Et puis des nouveaux défis sont devant nous, parce que la société évolue. Je pense à la cybercriminalité, à la protection des enfants, je pense à la protection de l'être humain avec la bioéthique. Donc, des tâches toujours fondamentales et il faut toujours rester vigilant pour la protection des Droits de l'Homme et des droits des citoyens et en même temps les nouveaux défis qui sont liés à la société d'aujourd'hui.

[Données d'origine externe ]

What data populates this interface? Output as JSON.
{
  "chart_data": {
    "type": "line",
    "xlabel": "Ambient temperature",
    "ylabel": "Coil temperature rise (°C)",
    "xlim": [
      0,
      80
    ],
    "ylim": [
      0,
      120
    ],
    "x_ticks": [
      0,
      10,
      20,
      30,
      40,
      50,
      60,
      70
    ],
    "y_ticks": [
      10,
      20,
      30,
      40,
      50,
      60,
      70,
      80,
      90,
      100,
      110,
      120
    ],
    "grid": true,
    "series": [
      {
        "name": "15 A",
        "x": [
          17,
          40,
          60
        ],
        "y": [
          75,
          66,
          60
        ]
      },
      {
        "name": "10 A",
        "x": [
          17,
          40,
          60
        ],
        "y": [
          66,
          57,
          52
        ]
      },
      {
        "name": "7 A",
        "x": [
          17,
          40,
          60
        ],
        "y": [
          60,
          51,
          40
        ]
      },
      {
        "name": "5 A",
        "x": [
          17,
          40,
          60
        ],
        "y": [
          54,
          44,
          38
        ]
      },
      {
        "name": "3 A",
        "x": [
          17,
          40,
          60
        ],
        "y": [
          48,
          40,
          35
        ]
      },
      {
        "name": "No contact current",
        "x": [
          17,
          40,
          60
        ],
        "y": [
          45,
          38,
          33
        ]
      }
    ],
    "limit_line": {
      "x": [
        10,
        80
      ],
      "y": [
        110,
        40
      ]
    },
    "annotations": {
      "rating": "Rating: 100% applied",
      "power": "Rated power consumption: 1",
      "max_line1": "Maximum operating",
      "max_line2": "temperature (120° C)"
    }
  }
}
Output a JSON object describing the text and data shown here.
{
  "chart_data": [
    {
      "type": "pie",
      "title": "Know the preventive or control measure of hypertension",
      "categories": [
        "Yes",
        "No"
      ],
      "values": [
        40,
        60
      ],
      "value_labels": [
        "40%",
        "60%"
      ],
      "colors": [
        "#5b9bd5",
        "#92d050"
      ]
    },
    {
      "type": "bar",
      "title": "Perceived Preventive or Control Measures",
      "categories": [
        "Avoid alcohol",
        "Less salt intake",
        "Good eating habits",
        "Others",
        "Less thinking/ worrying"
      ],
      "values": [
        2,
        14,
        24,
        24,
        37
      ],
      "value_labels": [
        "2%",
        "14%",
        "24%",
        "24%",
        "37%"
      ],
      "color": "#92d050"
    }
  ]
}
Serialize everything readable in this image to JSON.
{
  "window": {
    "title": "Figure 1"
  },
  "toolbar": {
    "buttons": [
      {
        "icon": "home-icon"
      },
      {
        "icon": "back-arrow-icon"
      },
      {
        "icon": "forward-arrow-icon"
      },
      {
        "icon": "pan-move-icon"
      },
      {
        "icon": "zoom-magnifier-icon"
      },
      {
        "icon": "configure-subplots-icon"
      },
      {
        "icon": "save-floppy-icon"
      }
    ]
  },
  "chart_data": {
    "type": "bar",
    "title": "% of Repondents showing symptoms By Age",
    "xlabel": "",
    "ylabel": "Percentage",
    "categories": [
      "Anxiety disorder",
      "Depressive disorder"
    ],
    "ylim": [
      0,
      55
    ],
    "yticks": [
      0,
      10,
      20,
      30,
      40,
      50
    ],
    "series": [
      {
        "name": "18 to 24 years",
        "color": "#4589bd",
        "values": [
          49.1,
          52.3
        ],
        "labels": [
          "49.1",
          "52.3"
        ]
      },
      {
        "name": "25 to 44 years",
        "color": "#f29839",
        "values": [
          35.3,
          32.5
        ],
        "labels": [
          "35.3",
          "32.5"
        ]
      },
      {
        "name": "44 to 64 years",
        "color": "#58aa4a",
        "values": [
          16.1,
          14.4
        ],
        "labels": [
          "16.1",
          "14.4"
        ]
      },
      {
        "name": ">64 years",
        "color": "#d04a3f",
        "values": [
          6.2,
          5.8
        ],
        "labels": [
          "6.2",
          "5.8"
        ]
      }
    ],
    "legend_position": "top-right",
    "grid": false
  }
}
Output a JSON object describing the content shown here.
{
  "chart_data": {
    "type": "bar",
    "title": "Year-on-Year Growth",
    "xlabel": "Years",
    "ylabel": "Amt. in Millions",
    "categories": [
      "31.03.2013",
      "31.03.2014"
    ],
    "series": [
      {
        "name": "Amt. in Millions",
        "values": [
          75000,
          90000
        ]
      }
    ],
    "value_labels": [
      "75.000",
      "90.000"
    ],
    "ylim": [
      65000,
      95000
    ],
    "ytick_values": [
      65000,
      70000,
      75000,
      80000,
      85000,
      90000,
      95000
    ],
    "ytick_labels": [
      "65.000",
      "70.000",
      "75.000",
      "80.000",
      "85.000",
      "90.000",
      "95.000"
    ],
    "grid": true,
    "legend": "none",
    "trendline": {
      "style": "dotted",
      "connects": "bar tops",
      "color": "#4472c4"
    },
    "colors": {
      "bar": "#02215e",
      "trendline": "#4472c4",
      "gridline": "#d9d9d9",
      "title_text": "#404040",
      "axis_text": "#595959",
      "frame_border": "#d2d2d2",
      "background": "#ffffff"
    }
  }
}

Q - Le Conseil de l'Europe est-il toujours efficace ?
R - Je pense que cette réunion le prouve, qu'on a besoin d'être ensemble. On a des raisons d'être ensemble. Et on voit bien que les idées démocratiques progressent, y compris chez nous en Europe mais restons vigilants. Il y a des pays comme la Biélorussie où il y a tant à faire. Mais je pense, en effet, qu'on peut continuer à améliorer les méthodes de fonctionnement entre nous pour donner plus d'efficacité à notre action.
Q - Comment s'articule l'action du Conseil de l'Europe avec celle de l'OSCE ?
R - Entre le Conseil de l'Europe et l'OSCE, il y a naturellement des champs communs, puisque nous parlons de la démocratie, des Droits de l'Homme et des droits des citoyens. Le Conseil de l'Europe, on l'a vu avec la création de la Cour européenne des Droits de l'Homme, qui est très importante et très utile, a une vocation juridique, normative. L'OSCE, qui regroupe plus de pays encore, a une vocation plus politique et de prévention, notamment de surveillance de l'organisation des élections. Donc ce sont deux organisations qui ont la même ambition, les mêmes objectifs, celui de la progression, du renforcement de la démocratie sur notre grand continent. Mais leurs vocations et leurs missions sont complémentaires.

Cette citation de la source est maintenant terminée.